Tuesday, March 09, 2010

The First Part of Coven Is ...

Apparently March 1st was the start of spring. Who knew? Clearly not the actual weather, which I at least believe should have some say in the matter.

I had thought that winter ended on the vernal equinox (around March 20th here in the northeastern United States.) There is however more than one way to define the seasons. My rule of thumb was based on an astronomical definition. But it is not the only result that you can get when you use the stars to determine the seasons.

The vernal equinox is determined by the angle of the sun and the amount of solar radiation reaching a given area (a.k.a. insolation). But daytime temperatures lag behind insolation by several weeks because the earth and sea, like most of us on a cold winter morning, have what is called thermal latency, and just take a long time to warm up.

Signs of spring -- crocuses popping out of the earth, woodpeckers drumming on the neighborhood trees, clamorous goose migrations, Major League Baseball training camps, "Important Tax Information" in the mail - normally show up before 3/20. This is probably why users of the Celtic and East Asian calendars (all of whom are huge baseball fans) consider the vernal equinox to be the midpoint of spring, not the beginning.

Half of my lineage is Celtic. There is probably even a dyad or two of druids in my family tree. But I had no idea that a Celtic calendar even existed - other than the Boston one of course. It does.

Or did anyway. Lots of them.



It is a solar/lunar almanac that begins each of its twelve months on the same phase of the moon, and is used by some Neo-pagan Wiccan cults to schedule their rites -- some of which relate to the coming of spring.

But now my wife Mars tells me that the TV weather prognosticators no longer will have nothing to do with this stargazing stuff. Raised to believe in Doppler radar rather than the heavenly theories of Nicholas Copernicus, they want hard data -- or at least computer models expressed in bright, day-glo colors. So they base their view of the four seasons on the average monthly temperatures.

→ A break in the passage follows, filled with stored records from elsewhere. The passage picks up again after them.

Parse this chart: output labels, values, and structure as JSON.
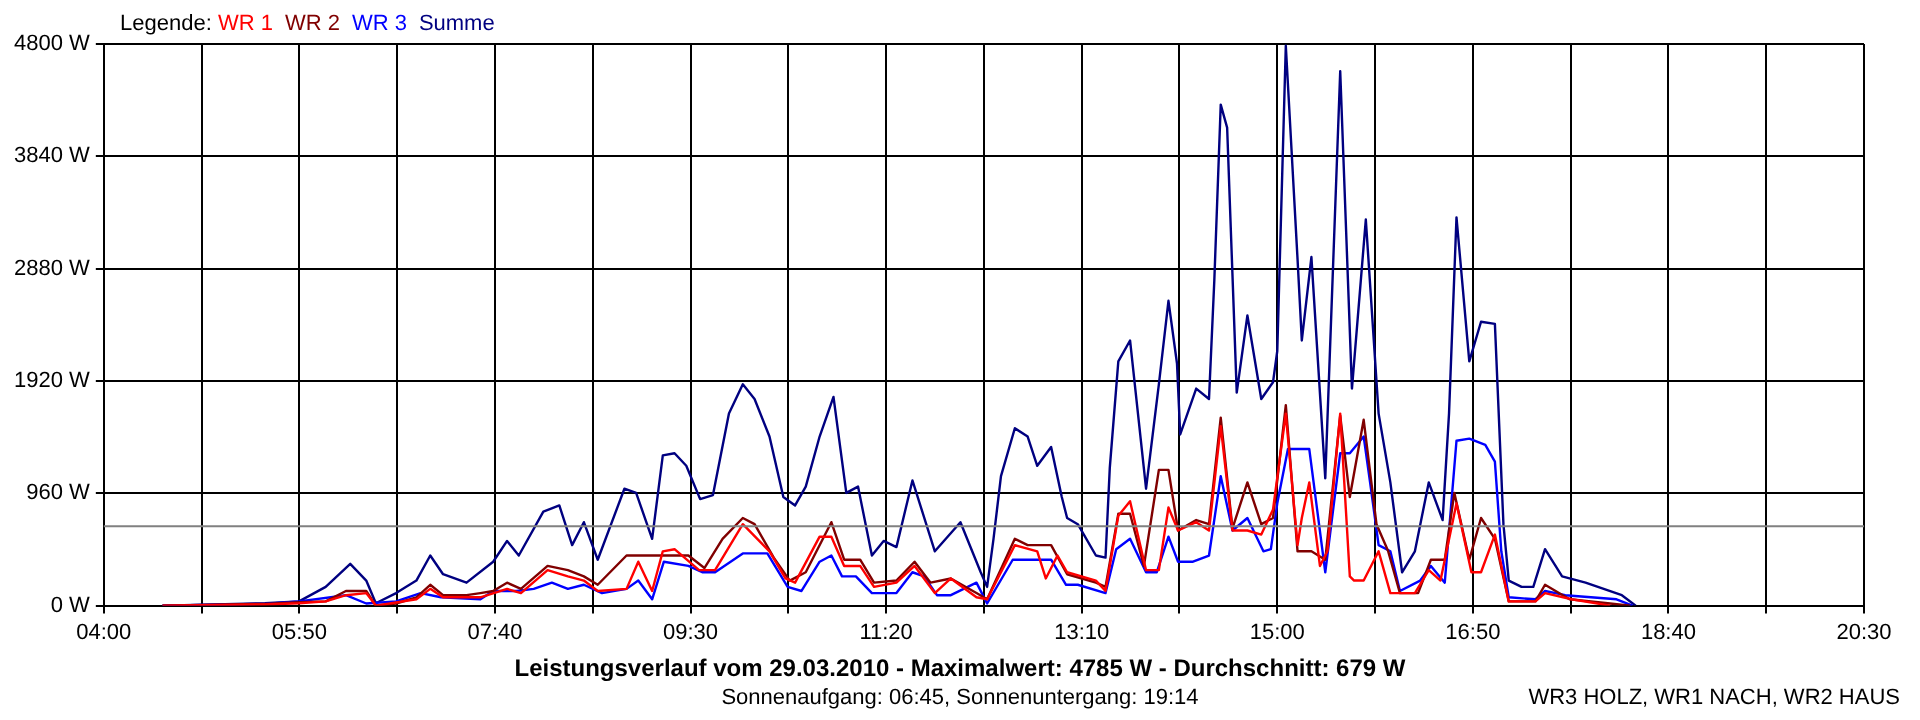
{
  "chart_data": {
    "type": "line",
    "title": "Leistungsverlauf vom 29.03.2010 - Maximalwert: 4785 W - Durchschnitt: 679 W",
    "subtitle": "Sonnenaufgang: 06:45, Sonnenuntergang: 19:14",
    "annotations": [
      "WR3 HOLZ, WR1 NACH, WR2 HAUS"
    ],
    "legend_title": "Legende:",
    "legend": "top left",
    "grid": true,
    "marker": "none",
    "xlim": [
      4,
      20.5
    ],
    "xticks": [
      {
        "value": 4,
        "label": "04:00"
      },
      {
        "value": 4.9167,
        "label": null
      },
      {
        "value": 5.8333,
        "label": "05:50"
      },
      {
        "value": 6.75,
        "label": null
      },
      {
        "value": 7.6667,
        "label": "07:40"
      },
      {
        "value": 8.5833,
        "label": null
      },
      {
        "value": 9.5,
        "label": "09:30"
      },
      {
        "value": 10.4167,
        "label": null
      },
      {
        "value": 11.3333,
        "label": "11:20"
      },
      {
        "value": 12.25,
        "label": null
      },
      {
        "value": 13.1667,
        "label": "13:10"
      },
      {
        "value": 14.0833,
        "label": null
      },
      {
        "value": 15,
        "label": "15:00"
      },
      {
        "value": 15.9167,
        "label": null
      },
      {
        "value": 16.8333,
        "label": "16:50"
      },
      {
        "value": 17.75,
        "label": null
      },
      {
        "value": 18.6667,
        "label": "18:40"
      },
      {
        "value": 19.5833,
        "label": null
      },
      {
        "value": 20.5,
        "label": "20:30"
      }
    ],
    "ylim": [
      0,
      4800
    ],
    "yticks": [
      {
        "value": 0,
        "label": "0 W"
      },
      {
        "value": 960,
        "label": "960 W"
      },
      {
        "value": 1920,
        "label": "1920 W"
      },
      {
        "value": 2880,
        "label": "2880 W"
      },
      {
        "value": 3840,
        "label": "3840 W"
      },
      {
        "value": 4800,
        "label": "4800 W"
      }
    ],
    "ref_lines": [
      {
        "axis": "y",
        "value": 679,
        "color": "#808080"
      }
    ],
    "series": [
      {
        "name": "WR 1",
        "color": "#ff0000",
        "x": [
          4.55,
          5.51,
          5.83,
          6.08,
          6.27,
          6.46,
          6.55,
          6.93,
          7.06,
          7.18,
          7.53,
          7.78,
          7.91,
          8.16,
          8.35,
          8.5,
          8.63,
          8.9,
          9.01,
          9.14,
          9.24,
          9.35,
          9.58,
          9.73,
          9.99,
          10.24,
          10.39,
          10.48,
          10.71,
          10.82,
          10.94,
          11.09,
          11.22,
          11.43,
          11.6,
          11.79,
          11.94,
          12.18,
          12.28,
          12.54,
          12.75,
          12.83,
          12.94,
          13.03,
          13.3,
          13.39,
          13.51,
          13.62,
          13.77,
          13.89,
          13.98,
          14.07,
          14.24,
          14.36,
          14.47,
          14.58,
          14.72,
          14.85,
          14.96,
          15.08,
          15.19,
          15.23,
          15.3,
          15.4,
          15.47,
          15.59,
          15.68,
          15.72,
          15.81,
          15.95,
          16.06,
          16.29,
          16.42,
          16.53,
          16.68,
          16.82,
          16.91,
          17.04,
          17.17,
          17.42,
          17.51,
          17.76,
          18.12
        ],
        "values": [
          0,
          10,
          20,
          36,
          89,
          107,
          0,
          54,
          143,
          71,
          71,
          143,
          107,
          303,
          250,
          214,
          125,
          143,
          375,
          125,
          464,
          482,
          303,
          303,
          696,
          464,
          232,
          196,
          589,
          589,
          339,
          339,
          160,
          196,
          339,
          107,
          232,
          71,
          54,
          517,
          464,
          232,
          428,
          285,
          214,
          125,
          767,
          892,
          303,
          303,
          838,
          642,
          713,
          642,
          1534,
          642,
          642,
          607,
          821,
          1641,
          517,
          749,
          1053,
          339,
          464,
          1641,
          250,
          214,
          214,
          464,
          107,
          107,
          303,
          214,
          874,
          285,
          285,
          607,
          36,
          36,
          107,
          54,
          0
        ]
      },
      {
        "name": "WR 2",
        "color": "#800000",
        "x": [
          4.55,
          5.51,
          5.83,
          6.08,
          6.27,
          6.46,
          6.55,
          6.74,
          6.93,
          7.06,
          7.18,
          7.4,
          7.53,
          7.65,
          7.78,
          7.91,
          8.16,
          8.35,
          8.5,
          8.63,
          8.9,
          9.14,
          9.48,
          9.63,
          9.8,
          9.99,
          10.1,
          10.28,
          10.43,
          10.58,
          10.82,
          10.94,
          11.09,
          11.22,
          11.43,
          11.6,
          11.75,
          11.94,
          12.18,
          12.28,
          12.54,
          12.66,
          12.88,
          13.03,
          13.3,
          13.39,
          13.51,
          13.62,
          13.75,
          13.89,
          13.98,
          14.07,
          14.24,
          14.36,
          14.47,
          14.58,
          14.72,
          14.85,
          14.96,
          15.08,
          15.19,
          15.32,
          15.45,
          15.59,
          15.68,
          15.81,
          15.93,
          16.04,
          16.15,
          16.32,
          16.44,
          16.57,
          16.66,
          16.8,
          16.91,
          17.04,
          17.17,
          17.42,
          17.51,
          17.74,
          18.12,
          18.31
        ],
        "values": [
          0,
          15,
          30,
          36,
          125,
          125,
          0,
          18,
          71,
          178,
          89,
          89,
          107,
          125,
          196,
          143,
          339,
          303,
          250,
          178,
          428,
          428,
          428,
          321,
          571,
          749,
          696,
          410,
          214,
          285,
          713,
          392,
          392,
          196,
          214,
          375,
          196,
          232,
          107,
          54,
          571,
          517,
          517,
          268,
          196,
          160,
          785,
          785,
          339,
          1160,
          1160,
          642,
          731,
          696,
          1606,
          660,
          1053,
          696,
          749,
          1713,
          464,
          464,
          392,
          1623,
          928,
          1588,
          696,
          464,
          107,
          107,
          392,
          392,
          963,
          392,
          749,
          571,
          36,
          36,
          178,
          54,
          18,
          0
        ]
      },
      {
        "name": "WR 3",
        "color": "#0000ff",
        "x": [
          4.55,
          5.51,
          5.83,
          6.27,
          6.46,
          6.74,
          6.97,
          7.16,
          7.53,
          7.65,
          7.87,
          8.03,
          8.2,
          8.35,
          8.5,
          8.67,
          8.9,
          9.01,
          9.14,
          9.25,
          9.48,
          9.61,
          9.73,
          9.99,
          10.22,
          10.41,
          10.54,
          10.71,
          10.82,
          10.92,
          11.05,
          11.2,
          11.43,
          11.58,
          11.69,
          11.81,
          11.94,
          12.18,
          12.28,
          12.52,
          12.88,
          13.02,
          13.13,
          13.39,
          13.49,
          13.62,
          13.77,
          13.87,
          13.98,
          14.07,
          14.21,
          14.36,
          14.47,
          14.58,
          14.72,
          14.87,
          14.94,
          15,
          15.1,
          15.3,
          15.45,
          15.59,
          15.68,
          15.81,
          15.87,
          15.95,
          16.06,
          16.15,
          16.34,
          16.44,
          16.57,
          16.68,
          16.8,
          16.95,
          17.04,
          17.1,
          17.17,
          17.42,
          17.51,
          17.7,
          18.18,
          18.33
        ],
        "values": [
          0,
          15,
          36,
          89,
          18,
          36,
          107,
          71,
          54,
          125,
          125,
          143,
          196,
          143,
          178,
          107,
          143,
          214,
          54,
          375,
          339,
          285,
          285,
          446,
          446,
          160,
          125,
          375,
          428,
          250,
          250,
          107,
          107,
          285,
          250,
          89,
          89,
          196,
          18,
          392,
          392,
          178,
          178,
          107,
          482,
          571,
          285,
          285,
          589,
          375,
          375,
          428,
          1106,
          642,
          749,
          464,
          482,
          874,
          1338,
          1338,
          285,
          1302,
          1302,
          1445,
          1053,
          517,
          464,
          125,
          214,
          339,
          196,
          1409,
          1427,
          1374,
          1231,
          464,
          71,
          54,
          125,
          89,
          54,
          0
        ]
      },
      {
        "name": "Summe",
        "color": "#000080",
        "x": [
          4.55,
          5.51,
          5.83,
          6.08,
          6.31,
          6.46,
          6.55,
          6.74,
          6.93,
          7.06,
          7.18,
          7.4,
          7.65,
          7.78,
          7.89,
          8.12,
          8.27,
          8.39,
          8.5,
          8.63,
          8.88,
          8.99,
          9.14,
          9.24,
          9.35,
          9.46,
          9.59,
          9.71,
          9.86,
          9.99,
          10.1,
          10.24,
          10.37,
          10.48,
          10.58,
          10.71,
          10.84,
          10.96,
          11.07,
          11.2,
          11.31,
          11.43,
          11.58,
          11.79,
          12.03,
          12.22,
          12.28,
          12.34,
          12.41,
          12.54,
          12.66,
          12.75,
          12.88,
          12.98,
          13.03,
          13.13,
          13.3,
          13.39,
          13.43,
          13.51,
          13.62,
          13.77,
          13.89,
          13.98,
          14.06,
          14.09,
          14.24,
          14.36,
          14.41,
          14.47,
          14.53,
          14.62,
          14.72,
          14.85,
          14.96,
          15,
          15.08,
          15.19,
          15.23,
          15.32,
          15.45,
          15.59,
          15.7,
          15.83,
          15.95,
          16.06,
          16.17,
          16.29,
          16.42,
          16.55,
          16.61,
          16.68,
          16.8,
          16.91,
          17.04,
          17.12,
          17.17,
          17.29,
          17.4,
          17.51,
          17.67,
          17.89,
          18.23,
          18.36
        ],
        "values": [
          0,
          20,
          36,
          160,
          357,
          214,
          20,
          107,
          214,
          428,
          268,
          196,
          375,
          553,
          428,
          803,
          856,
          517,
          713,
          392,
          999,
          963,
          571,
          1284,
          1302,
          1195,
          910,
          945,
          1641,
          1891,
          1766,
          1445,
          928,
          856,
          1017,
          1445,
          1784,
          963,
          1017,
          428,
          553,
          500,
          1070,
          464,
          713,
          285,
          160,
          571,
          1106,
          1516,
          1445,
          1195,
          1356,
          928,
          749,
          696,
          428,
          410,
          1177,
          2087,
          2266,
          999,
          1891,
          2605,
          2069,
          1463,
          1855,
          1766,
          2783,
          4282,
          4085,
          1820,
          2480,
          1766,
          1909,
          2176,
          4785,
          2961,
          2266,
          2979,
          1088,
          4567,
          1855,
          3300,
          1641,
          1053,
          285,
          464,
          1053,
          731,
          1641,
          3318,
          2087,
          2426,
          2408,
          696,
          214,
          160,
          160,
          482,
          250,
          196,
          89,
          0
        ]
      }
    ]
  }
}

Just like in the astronomical world there are four meteorological seasons, each one three months in length. The three warmest continuous ones are summer. The coldest trio is winter. Spring and fall fill in the gaps.

As a result, the seasons can start on different dates in different places. In the northeast it has been decided that meteorological spring starts on the first of March and concludes at the end of May.

Personally I find this all pretty confusing. And being a gardener I want to be able to accurately plan winter's end and the onset of my favorite season. Otherwise how do I know when to get my false hopes up?

Fortunately I live in Wethersfield, Connecticut on the banks of our state's eponymous river and home to our town's eponymous cove. And it is the condition of that small, sheltered bay that I use as my official arbiter of the seasons.



The cove is a popular launching and mooring spot for small recreational boats. In the summer scores of fishing boats, bowriders, and runabouts bob placidly on the barely perceptible waves, while dinghies and kayaks paddle among them.

In winter the water freezes deeply enough to have supported an ice harvesting industry earlier in the town's history. Today the cold, hard surface holds up small bands of ice fisherman, whose hunched bodies sit on upturned milk crates waiting for some unseen underwater action.

Around this time of the year the cove becomes part water and part thin ice. The percentages of each vary from day to day as the nighttime and daylight temperatures bob below and above freezing. Ultimately the remaining ice melts, the water wins, and the cove rises.

More water from more thawing up north runs downstream and overflows the banks of the cove. It wanders across the boat launch, up onto the entry road, and sometimes beyond -- shutting down several neighborhoods. On rare occasions some of the waterfront house are partially submerged.

Eventually the flooding subsides and access to the cove is restored.

Then it is time for The High Priestess Mars-ita to garb herself in her diaphanous, ceremonial Ostara dress and lead her adoring acolyte to Cove Park, where we will surreptitiously start a bonfire, sing the Pentagram Chant, light some sage to remove the negative energy, and officially declare that the real spring is really here.

And if the stars are aligned we should be back home in time to catch the Celtics on ESPN.